When the model *degrees of freedom* (\(df\)) are available as a measure of model complexity, generalized cross validation, Akaike-type or Schwartz information criteria can be used (Koenker et al. 1994; Yuan 2006). However quantifying model dimension in penalized quantile regression is a difficult task when the penalty terms does not involve the ‘natural’ \(L_1\) norm of Koenker et al. (1994). While one could exploit the work of Meyer and Woodroofe (2000) to compute \(df=\sum _i\frac{\partial \hat{Q}_i}{\partial y_i}\), the computational burden could result important as numerical derivatives have to be used. A simpler yet consolidated approach is the \(G\)-fold cross validation that does not need the model \(df\). The entire dataset is split into \(G\) subsets (folds) and each time \(G-1\) subsets are used to fit the model and the remaining subset is employed to validate it via the cross validation statistic. For fixed \(\lambda \) the procedure is repeated \(G\) times, and the average ‘error’ across the \(G\) trials is computed. Running the process for a fine grid of candidate \(\lambda \) values allows to seek the best value minimizing the cross validation.

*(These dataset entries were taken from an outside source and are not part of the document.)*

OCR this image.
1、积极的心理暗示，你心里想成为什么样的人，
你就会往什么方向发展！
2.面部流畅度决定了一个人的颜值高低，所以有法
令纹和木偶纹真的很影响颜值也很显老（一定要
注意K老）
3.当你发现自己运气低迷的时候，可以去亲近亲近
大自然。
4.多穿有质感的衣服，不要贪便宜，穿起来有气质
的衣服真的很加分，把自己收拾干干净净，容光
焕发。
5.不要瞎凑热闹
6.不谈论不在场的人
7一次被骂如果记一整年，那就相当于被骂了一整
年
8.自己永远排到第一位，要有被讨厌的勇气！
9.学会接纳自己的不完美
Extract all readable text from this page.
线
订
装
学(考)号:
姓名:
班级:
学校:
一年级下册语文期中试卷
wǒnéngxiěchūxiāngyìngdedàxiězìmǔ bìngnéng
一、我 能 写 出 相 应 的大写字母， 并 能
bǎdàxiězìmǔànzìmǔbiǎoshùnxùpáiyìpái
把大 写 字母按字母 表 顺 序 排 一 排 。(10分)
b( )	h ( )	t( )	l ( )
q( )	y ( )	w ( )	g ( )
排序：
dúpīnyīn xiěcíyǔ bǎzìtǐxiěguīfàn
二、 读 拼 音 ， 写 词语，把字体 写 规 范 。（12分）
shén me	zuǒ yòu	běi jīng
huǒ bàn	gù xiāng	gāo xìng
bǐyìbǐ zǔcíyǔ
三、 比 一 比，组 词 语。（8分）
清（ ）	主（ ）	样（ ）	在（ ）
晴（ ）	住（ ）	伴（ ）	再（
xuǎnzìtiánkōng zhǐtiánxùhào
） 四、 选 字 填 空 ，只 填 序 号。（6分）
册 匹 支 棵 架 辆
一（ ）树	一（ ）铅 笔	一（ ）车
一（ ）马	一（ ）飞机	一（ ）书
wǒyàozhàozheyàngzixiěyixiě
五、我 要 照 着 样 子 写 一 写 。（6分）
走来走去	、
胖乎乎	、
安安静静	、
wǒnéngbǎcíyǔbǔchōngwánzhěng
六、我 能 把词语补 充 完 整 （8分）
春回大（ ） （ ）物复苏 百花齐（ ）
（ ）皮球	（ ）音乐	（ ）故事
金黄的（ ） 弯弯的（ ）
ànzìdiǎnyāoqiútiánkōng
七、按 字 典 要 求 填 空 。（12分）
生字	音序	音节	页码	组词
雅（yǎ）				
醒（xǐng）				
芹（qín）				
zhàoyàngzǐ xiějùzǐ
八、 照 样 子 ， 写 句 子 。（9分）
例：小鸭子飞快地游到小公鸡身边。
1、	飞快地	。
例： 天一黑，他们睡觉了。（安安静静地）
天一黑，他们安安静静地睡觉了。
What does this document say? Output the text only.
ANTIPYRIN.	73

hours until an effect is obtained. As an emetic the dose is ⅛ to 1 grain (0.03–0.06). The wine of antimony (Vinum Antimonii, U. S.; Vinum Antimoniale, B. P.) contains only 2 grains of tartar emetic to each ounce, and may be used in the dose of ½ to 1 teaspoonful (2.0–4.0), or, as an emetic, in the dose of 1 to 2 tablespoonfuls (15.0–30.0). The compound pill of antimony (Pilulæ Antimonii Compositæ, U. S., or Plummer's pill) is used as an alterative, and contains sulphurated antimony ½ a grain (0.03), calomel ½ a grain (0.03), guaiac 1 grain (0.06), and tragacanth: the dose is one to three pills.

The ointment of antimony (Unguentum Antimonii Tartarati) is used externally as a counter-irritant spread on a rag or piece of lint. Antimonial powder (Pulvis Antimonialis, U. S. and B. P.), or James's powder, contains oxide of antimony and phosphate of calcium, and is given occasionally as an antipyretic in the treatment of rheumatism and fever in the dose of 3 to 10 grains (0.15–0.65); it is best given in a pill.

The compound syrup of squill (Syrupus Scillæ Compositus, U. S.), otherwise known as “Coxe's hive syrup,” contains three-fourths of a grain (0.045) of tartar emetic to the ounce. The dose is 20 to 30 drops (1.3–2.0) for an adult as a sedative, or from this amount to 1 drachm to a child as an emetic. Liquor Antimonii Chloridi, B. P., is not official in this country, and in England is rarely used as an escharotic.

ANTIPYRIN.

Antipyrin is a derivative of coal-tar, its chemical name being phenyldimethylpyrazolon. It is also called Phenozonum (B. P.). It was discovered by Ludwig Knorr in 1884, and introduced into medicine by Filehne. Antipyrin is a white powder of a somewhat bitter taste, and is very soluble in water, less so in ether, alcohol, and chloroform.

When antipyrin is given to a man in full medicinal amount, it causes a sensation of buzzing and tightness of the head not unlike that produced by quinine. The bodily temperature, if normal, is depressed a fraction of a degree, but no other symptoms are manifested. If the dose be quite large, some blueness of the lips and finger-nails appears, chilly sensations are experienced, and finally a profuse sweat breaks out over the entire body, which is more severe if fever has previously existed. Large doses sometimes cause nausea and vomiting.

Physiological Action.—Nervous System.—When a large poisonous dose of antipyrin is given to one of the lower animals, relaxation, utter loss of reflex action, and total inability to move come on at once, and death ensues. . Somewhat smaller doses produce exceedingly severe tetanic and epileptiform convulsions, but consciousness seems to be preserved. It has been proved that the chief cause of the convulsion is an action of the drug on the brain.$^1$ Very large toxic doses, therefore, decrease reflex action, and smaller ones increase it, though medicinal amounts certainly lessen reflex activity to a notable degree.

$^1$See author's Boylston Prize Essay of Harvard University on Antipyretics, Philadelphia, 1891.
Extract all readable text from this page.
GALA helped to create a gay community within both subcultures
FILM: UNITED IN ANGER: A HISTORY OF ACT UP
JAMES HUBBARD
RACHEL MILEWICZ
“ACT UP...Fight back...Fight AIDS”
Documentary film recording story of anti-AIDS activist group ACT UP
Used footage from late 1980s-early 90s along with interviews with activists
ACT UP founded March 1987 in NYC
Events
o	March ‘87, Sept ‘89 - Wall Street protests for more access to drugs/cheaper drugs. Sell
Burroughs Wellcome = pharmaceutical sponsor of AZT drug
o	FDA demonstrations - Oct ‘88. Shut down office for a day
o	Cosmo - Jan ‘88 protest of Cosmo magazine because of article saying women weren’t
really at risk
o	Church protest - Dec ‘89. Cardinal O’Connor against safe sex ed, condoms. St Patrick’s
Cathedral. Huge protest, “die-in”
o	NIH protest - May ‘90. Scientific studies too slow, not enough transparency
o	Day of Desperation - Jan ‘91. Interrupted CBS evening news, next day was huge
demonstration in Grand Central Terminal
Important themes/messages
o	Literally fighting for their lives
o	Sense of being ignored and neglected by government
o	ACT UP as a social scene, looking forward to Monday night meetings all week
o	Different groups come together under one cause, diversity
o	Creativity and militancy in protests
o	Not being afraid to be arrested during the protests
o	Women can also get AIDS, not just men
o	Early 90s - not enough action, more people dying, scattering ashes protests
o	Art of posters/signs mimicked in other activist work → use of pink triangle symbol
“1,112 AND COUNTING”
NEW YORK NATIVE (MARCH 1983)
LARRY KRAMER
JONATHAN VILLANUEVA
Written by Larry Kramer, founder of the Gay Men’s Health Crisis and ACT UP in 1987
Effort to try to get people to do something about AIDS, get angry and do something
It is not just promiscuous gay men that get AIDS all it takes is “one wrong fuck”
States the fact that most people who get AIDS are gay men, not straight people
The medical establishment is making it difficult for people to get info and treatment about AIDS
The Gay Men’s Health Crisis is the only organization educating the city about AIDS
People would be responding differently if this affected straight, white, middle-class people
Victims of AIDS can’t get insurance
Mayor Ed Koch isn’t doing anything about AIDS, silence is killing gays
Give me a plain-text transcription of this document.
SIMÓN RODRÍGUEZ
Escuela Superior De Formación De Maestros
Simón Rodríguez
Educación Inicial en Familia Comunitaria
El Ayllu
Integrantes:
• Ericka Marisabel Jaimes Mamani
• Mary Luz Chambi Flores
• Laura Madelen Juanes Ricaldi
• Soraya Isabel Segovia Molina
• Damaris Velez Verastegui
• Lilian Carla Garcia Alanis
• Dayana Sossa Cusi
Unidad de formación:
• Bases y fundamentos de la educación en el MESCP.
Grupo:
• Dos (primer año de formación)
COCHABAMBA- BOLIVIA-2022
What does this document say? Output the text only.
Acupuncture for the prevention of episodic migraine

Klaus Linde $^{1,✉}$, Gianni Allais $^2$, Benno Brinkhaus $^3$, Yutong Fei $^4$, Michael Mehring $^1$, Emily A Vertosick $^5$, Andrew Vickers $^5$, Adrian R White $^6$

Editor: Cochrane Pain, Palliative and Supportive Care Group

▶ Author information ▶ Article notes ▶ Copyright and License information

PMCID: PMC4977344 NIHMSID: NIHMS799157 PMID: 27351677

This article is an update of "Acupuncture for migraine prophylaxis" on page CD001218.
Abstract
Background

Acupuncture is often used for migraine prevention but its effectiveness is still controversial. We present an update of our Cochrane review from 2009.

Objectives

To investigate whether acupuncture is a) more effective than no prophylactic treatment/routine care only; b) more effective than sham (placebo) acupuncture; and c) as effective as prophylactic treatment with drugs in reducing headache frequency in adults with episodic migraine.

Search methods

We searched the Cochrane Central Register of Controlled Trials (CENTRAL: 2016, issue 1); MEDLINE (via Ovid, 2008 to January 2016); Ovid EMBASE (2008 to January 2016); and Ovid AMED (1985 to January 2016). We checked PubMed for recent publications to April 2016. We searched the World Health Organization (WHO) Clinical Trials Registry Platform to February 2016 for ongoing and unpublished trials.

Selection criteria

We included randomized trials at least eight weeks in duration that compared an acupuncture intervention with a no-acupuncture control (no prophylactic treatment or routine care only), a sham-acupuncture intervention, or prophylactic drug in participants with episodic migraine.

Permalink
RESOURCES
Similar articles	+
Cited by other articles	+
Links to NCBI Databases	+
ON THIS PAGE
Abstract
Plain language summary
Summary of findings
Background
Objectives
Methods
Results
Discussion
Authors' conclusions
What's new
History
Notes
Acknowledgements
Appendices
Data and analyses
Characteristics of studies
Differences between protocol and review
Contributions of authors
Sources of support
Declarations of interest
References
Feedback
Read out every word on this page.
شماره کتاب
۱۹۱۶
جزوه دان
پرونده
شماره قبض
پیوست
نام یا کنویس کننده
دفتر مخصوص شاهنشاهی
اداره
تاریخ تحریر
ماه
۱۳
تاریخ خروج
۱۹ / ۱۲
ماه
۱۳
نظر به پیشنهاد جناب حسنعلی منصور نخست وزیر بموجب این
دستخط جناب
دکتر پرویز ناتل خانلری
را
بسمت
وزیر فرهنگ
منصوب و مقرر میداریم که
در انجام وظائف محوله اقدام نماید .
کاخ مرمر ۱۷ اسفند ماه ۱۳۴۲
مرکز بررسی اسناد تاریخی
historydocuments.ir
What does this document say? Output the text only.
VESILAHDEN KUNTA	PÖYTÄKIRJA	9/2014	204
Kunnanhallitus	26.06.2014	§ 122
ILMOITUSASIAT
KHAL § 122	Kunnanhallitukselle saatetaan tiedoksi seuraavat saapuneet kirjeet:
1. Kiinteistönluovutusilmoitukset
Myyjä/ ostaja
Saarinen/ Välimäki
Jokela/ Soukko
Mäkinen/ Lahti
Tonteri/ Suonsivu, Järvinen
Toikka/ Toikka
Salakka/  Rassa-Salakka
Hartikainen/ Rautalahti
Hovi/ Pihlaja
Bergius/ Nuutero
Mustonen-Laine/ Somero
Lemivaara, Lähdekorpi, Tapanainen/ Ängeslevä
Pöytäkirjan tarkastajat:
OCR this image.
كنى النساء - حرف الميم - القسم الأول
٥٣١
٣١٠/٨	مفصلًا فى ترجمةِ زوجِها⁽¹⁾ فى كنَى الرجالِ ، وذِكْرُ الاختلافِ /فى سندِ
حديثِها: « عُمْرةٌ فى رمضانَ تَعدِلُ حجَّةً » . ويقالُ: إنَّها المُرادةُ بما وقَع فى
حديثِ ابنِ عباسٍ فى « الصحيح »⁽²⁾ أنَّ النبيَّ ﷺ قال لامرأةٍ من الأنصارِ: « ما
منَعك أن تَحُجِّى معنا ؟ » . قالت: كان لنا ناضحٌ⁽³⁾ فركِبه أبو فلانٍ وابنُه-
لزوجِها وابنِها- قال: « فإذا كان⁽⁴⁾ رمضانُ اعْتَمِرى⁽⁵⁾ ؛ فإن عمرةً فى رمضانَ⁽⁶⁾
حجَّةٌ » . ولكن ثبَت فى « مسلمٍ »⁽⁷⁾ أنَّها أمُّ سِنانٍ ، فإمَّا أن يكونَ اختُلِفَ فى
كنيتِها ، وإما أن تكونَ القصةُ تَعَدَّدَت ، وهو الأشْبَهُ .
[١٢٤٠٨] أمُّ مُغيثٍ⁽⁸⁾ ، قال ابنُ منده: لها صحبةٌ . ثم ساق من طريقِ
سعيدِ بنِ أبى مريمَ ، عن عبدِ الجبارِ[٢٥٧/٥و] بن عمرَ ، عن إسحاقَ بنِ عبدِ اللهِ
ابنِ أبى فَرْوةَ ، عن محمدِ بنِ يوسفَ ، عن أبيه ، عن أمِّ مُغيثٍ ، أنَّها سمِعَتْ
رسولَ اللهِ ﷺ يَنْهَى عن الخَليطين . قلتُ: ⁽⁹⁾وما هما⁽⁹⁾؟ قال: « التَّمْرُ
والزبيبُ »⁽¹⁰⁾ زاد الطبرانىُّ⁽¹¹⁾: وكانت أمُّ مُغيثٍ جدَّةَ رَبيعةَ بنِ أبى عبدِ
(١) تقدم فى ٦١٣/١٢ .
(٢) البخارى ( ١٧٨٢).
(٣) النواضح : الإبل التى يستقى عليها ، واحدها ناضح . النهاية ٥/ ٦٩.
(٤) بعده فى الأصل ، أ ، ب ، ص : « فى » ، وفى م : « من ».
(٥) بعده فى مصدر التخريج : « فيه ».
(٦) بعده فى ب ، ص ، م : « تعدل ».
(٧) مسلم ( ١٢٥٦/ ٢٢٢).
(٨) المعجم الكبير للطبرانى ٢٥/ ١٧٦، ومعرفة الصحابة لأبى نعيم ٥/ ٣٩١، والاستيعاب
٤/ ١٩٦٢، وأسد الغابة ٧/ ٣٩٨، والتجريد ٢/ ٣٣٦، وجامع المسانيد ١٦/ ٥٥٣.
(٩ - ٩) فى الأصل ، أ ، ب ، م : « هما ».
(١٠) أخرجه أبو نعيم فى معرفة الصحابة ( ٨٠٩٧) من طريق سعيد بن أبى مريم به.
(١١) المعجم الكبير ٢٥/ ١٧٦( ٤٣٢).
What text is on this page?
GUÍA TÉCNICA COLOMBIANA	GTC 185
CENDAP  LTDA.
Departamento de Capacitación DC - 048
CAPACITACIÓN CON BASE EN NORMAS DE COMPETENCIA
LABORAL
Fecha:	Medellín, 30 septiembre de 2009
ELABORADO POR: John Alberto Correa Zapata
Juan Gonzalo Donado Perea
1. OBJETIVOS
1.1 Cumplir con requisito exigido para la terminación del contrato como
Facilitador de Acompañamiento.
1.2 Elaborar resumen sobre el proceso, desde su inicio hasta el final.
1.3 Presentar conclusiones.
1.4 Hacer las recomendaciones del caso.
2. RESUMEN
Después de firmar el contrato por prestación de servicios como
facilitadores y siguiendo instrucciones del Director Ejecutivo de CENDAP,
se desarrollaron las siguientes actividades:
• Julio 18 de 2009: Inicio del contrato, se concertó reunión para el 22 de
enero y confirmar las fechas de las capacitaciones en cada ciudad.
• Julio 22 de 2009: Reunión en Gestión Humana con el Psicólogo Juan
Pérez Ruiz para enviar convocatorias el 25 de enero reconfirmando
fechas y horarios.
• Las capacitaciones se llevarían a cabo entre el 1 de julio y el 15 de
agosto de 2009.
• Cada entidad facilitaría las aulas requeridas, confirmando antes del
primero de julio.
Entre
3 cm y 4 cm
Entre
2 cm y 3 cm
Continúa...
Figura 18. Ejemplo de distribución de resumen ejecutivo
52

## 3 Application: growth curves for seagrass

For illustrative purposes we apply the proposed framework to estimate growth charts for the seagrass *Posidonia oceanica*. *P. oceanica* represents the key specie of the most important and productive ecosystem in subtidal habitats of the Mediterranean Sea. A peculiarity of *P. oceanica* is the presence of persistent morphological features characterizing its growth, that allows to obtain time determination, i.e. shoot age, associated with the growth history via back-dating techniques (Duarte et al. 1994). Being sensitive to changes in the environment, *P. oceanica* is considered a crucial indicator of the quality of coastal marine waters (Tomasello et al. 2007). It is therefore important to monitor the well-being of *P. oceanica* meadows and at this aim growth-charts represent a valid tool.

## 4 Simulation experiments

The goal of simulation study is twofold. In the first experiment we focus on the non-crossing constraint, and in the second one we investigate on the penalty norm applied to the spline coefficients.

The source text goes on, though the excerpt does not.